Give a Shiny Rubber Plant the End Table’s Spot

It’s not necessary to have end tables by sofas and chairs. Giving a rubber plant that space can dramatically reshape the character of the room. Rubber plants grow tall and the branches spread out like fans. These medium sized trees can provide a calming place to visit or read. Their broad leaves also are good for the indoor environment because they breath in carbon dioxide and release fresh oxygen in its place. Locating it near seating areas literally provides a breath of fresh air.

Position a Lacy Olive Tree in a Library for Timeless Elegance

Olive trees are a lovely grayish green in color. Their leaves and branches have a fragile quality which almost gives them a lacey appearance. They can be placed in front of a library shelf or cabinet when there is plenty of room to access the books and items behind. Their muted color can frame a library wall in any room without detracting from the keepsakes stored there.

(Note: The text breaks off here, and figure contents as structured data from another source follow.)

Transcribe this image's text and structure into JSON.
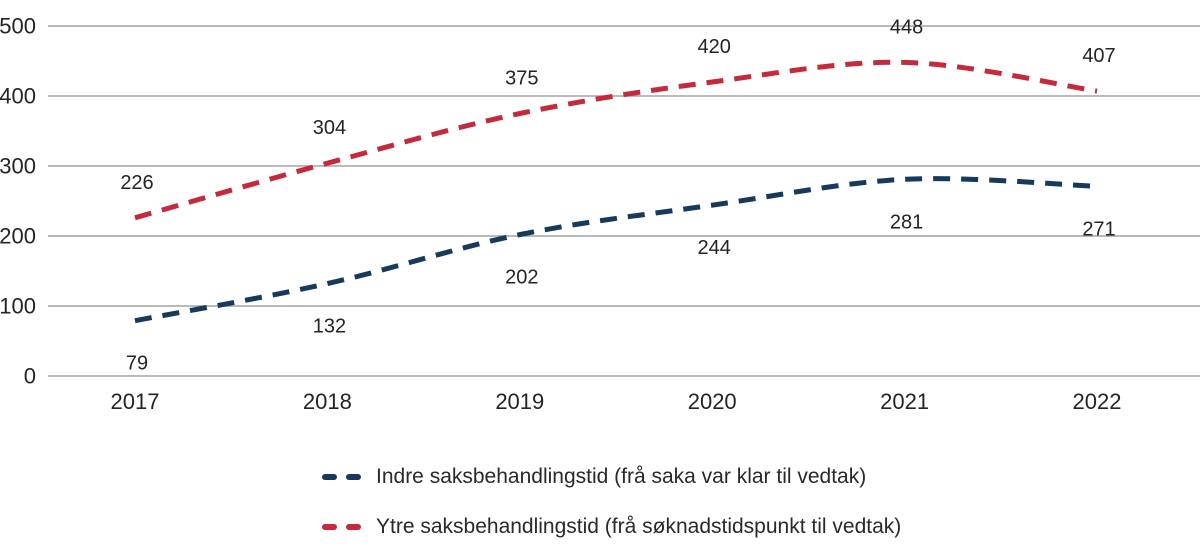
{
  "chart_data": {
    "type": "line",
    "title": "",
    "xlabel": "",
    "ylabel": "",
    "categories": [
      "2017",
      "2018",
      "2019",
      "2020",
      "2021",
      "2022"
    ],
    "series": [
      {
        "name": "Indre saksbehandlingstid (frå saka var klar til vedtak)",
        "values": [
          79,
          132,
          202,
          244,
          281,
          271
        ],
        "color": "#17395c",
        "line_style": "dashed",
        "label_position": "below"
      },
      {
        "name": "Ytre saksbehandlingstid (frå søknadstidspunkt til vedtak)",
        "values": [
          226,
          304,
          375,
          420,
          448,
          407
        ],
        "color": "#c42a3c",
        "line_style": "dashed",
        "label_position": "above"
      }
    ],
    "ylim": [
      0,
      500
    ],
    "y_ticks": [
      0,
      100,
      200,
      300,
      400,
      500
    ],
    "grid": true,
    "legend_position": "bottom"
  },
  "style": {
    "grid_color": "#a3a3a3",
    "tick_text_color": "#262324",
    "label_text_color": "#262324",
    "background": "#ffffff"
  }
}
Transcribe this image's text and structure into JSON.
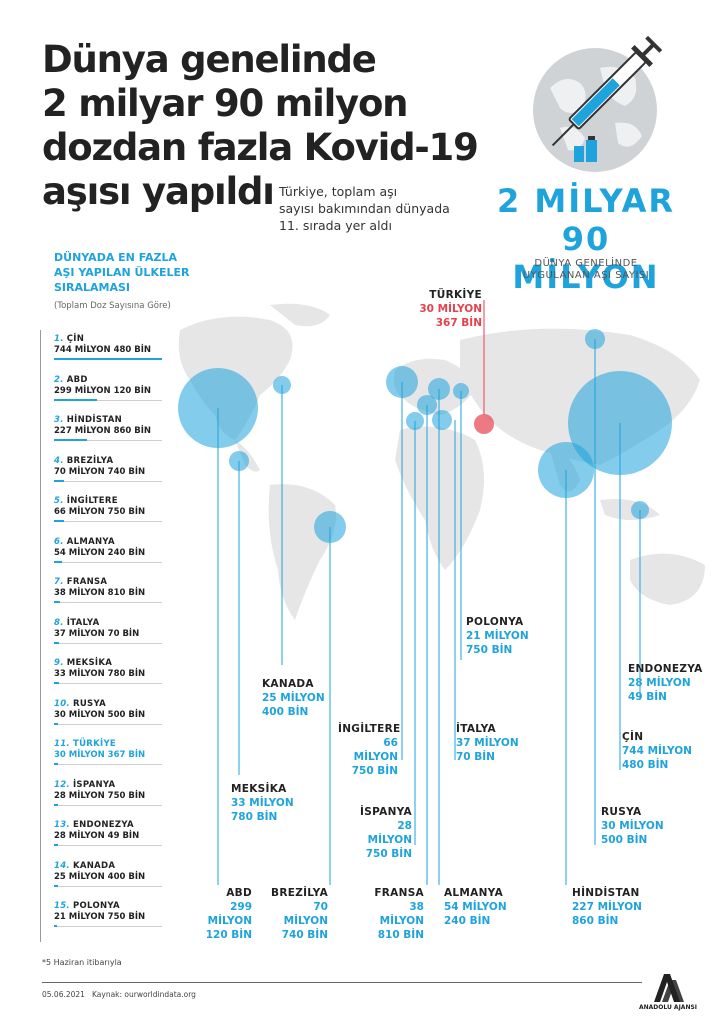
{
  "headline": [
    "Dünya genelinde",
    "2 milyar 90 milyon",
    "dozdan fazla Kovid-19",
    "aşısı yapıldı"
  ],
  "subtitle": [
    "Türkiye, toplam aşı",
    "sayısı bakımından dünyada",
    "11. sırada yer aldı"
  ],
  "big_number": {
    "line1": "2 MİLYAR",
    "line2": "90 MİLYON",
    "caption1": "DÜNYA GENELİNDE",
    "caption2": "UYGULANAN AŞI SAYISI"
  },
  "ranking": {
    "title": [
      "DÜNYADA EN FAZLA",
      "AŞI YAPILAN ÜLKELER",
      "SIRALAMASI"
    ],
    "note": "(Toplam Doz Sayısına Göre)",
    "items": [
      {
        "rank": "1.",
        "country": "ÇİN",
        "value": "744 MİLYON 480 BİN",
        "doses_million": 744.48
      },
      {
        "rank": "2.",
        "country": "ABD",
        "value": "299 MİLYON 120 BİN",
        "doses_million": 299.12
      },
      {
        "rank": "3.",
        "country": "HİNDİSTAN",
        "value": "227 MİLYON 860 BİN",
        "doses_million": 227.86
      },
      {
        "rank": "4.",
        "country": "BREZİLYA",
        "value": "70 MİLYON 740 BİN",
        "doses_million": 70.74
      },
      {
        "rank": "5.",
        "country": "İNGİLTERE",
        "value": "66 MİLYON 750 BİN",
        "doses_million": 66.75
      },
      {
        "rank": "6.",
        "country": "ALMANYA",
        "value": "54 MİLYON 240 BİN",
        "doses_million": 54.24
      },
      {
        "rank": "7.",
        "country": "FRANSA",
        "value": "38 MİLYON 810 BİN",
        "doses_million": 38.81
      },
      {
        "rank": "8.",
        "country": "İTALYA",
        "value": "37 MİLYON 70 BİN",
        "doses_million": 37.07
      },
      {
        "rank": "9.",
        "country": "MEKSİKA",
        "value": "33 MİLYON 780 BİN",
        "doses_million": 33.78
      },
      {
        "rank": "10.",
        "country": "RUSYA",
        "value": "30 MİLYON 500 BİN",
        "doses_million": 30.5
      },
      {
        "rank": "11.",
        "country": "TÜRKİYE",
        "value": "30 MİLYON 367 BİN",
        "doses_million": 30.367
      },
      {
        "rank": "12.",
        "country": "İSPANYA",
        "value": "28 MİLYON 750 BİN",
        "doses_million": 28.75
      },
      {
        "rank": "13.",
        "country": "ENDONEZYA",
        "value": "28 MİLYON 49 BİN",
        "doses_million": 28.049
      },
      {
        "rank": "14.",
        "country": "KANADA",
        "value": "25 MİLYON 400 BİN",
        "doses_million": 25.4
      },
      {
        "rank": "15.",
        "country": "POLONYA",
        "value": "21 MİLYON 750 BİN",
        "doses_million": 21.75
      }
    ]
  },
  "map_labels": {
    "turkiye": {
      "country": "TÜRKİYE",
      "v1": "30 MİLYON",
      "v2": "367 BİN"
    },
    "polonya": {
      "country": "POLONYA",
      "v1": "21 MİLYON",
      "v2": "750 BİN"
    },
    "endonezya": {
      "country": "ENDONEZYA",
      "v1": "28 MİLYON",
      "v2": "49 BİN"
    },
    "kanada": {
      "country": "KANADA",
      "v1": "25 MİLYON",
      "v2": "400 BİN"
    },
    "ingiltere": {
      "country": "İNGİLTERE",
      "v1": "66 MİLYON",
      "v2": "750 BİN"
    },
    "italya": {
      "country": "İTALYA",
      "v1": "37 MİLYON",
      "v2": "70 BİN"
    },
    "cin": {
      "country": "ÇİN",
      "v1": "744 MİLYON",
      "v2": "480 BİN"
    },
    "meksika": {
      "country": "MEKSİKA",
      "v1": "33 MİLYON",
      "v2": "780 BİN"
    },
    "rusya": {
      "country": "RUSYA",
      "v1": "30 MİLYON",
      "v2": "500 BİN"
    },
    "ispanya": {
      "country": "İSPANYA",
      "v1": "28 MİLYON",
      "v2": "750 BİN"
    },
    "abd": {
      "country": "ABD",
      "v1": "299 MİLYON",
      "v2": "120 BİN"
    },
    "brezilya": {
      "country": "BREZİLYA",
      "v1": "70 MİLYON",
      "v2": "740 BİN"
    },
    "fransa": {
      "country": "FRANSA",
      "v1": "38 MİLYON",
      "v2": "810 BİN"
    },
    "almanya": {
      "country": "ALMANYA",
      "v1": "54 MİLYON",
      "v2": "240 BİN"
    },
    "hindistan": {
      "country": "HİNDİSTAN",
      "v1": "227 MİLYON",
      "v2": "860 BİN"
    }
  },
  "footnote": "*5 Haziran itibarıyla",
  "date": "05.06.2021",
  "source": "Kaynak: ourworldindata.org",
  "logo_text": "ANADOLU AJANSI",
  "colors": {
    "accent": "#1ea3dc",
    "highlight": "#e5424d",
    "map": "#e6e6e6"
  }
}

Locate a Wild Banana Tree in Front of a Sunny Window

Wild banana is often called the giant white bird of paradise. The species Strelizia nicolai does well placed in front of a sunny window. It can provide some shade inside a typically warmer room, but its beauty comes from the way the light filters through its leaves. It will do well even if it is situated near a window, which gives more decorating options for the space available.

Let Some Palm Trees Nestle in the Living Room Corners

Corners can be difficult places. They’re usually dead spots because most furniture won’t fit well in them. That makes these tight spots the perfect places to feature plants as sculptures. Palm trees come with a wide variety of leaf shapes. While the classic outdoor tropical palm trees have long, pointed leaves, there are other varieties such as the Fishtail Palm which has small leaves and shorter heights which allow it to fit well inside homes.

Allow a Fiddleleaf Fig to Spread it’s Leaves in a Sitting Area

Fiddleleaf Figs have been very popular for several years. It’s hard not to love the way their large, floppy leaves fill corner spaces which need visual softening. Their broad leafy canopy adds a lush green pop of color without overtaking the entire ceiling. They look great housed in large, natural woven baskets and add a relaxing contribution to any room.

Create an Evergreen Topiary for a Sunroom

Evergreens come in all sizes from tall trees to bushes. They make excellent topiaries. Though it’s tempting to think of topiaries as trees clipped into fanciful animal shapes, it’s also possible to trim trees into clearly defined geometric shapes. A pair of geometric topiaries can add soothing green to a sunroom space and look great next to casual furniture upholstered in stripes or complementary geometric designs.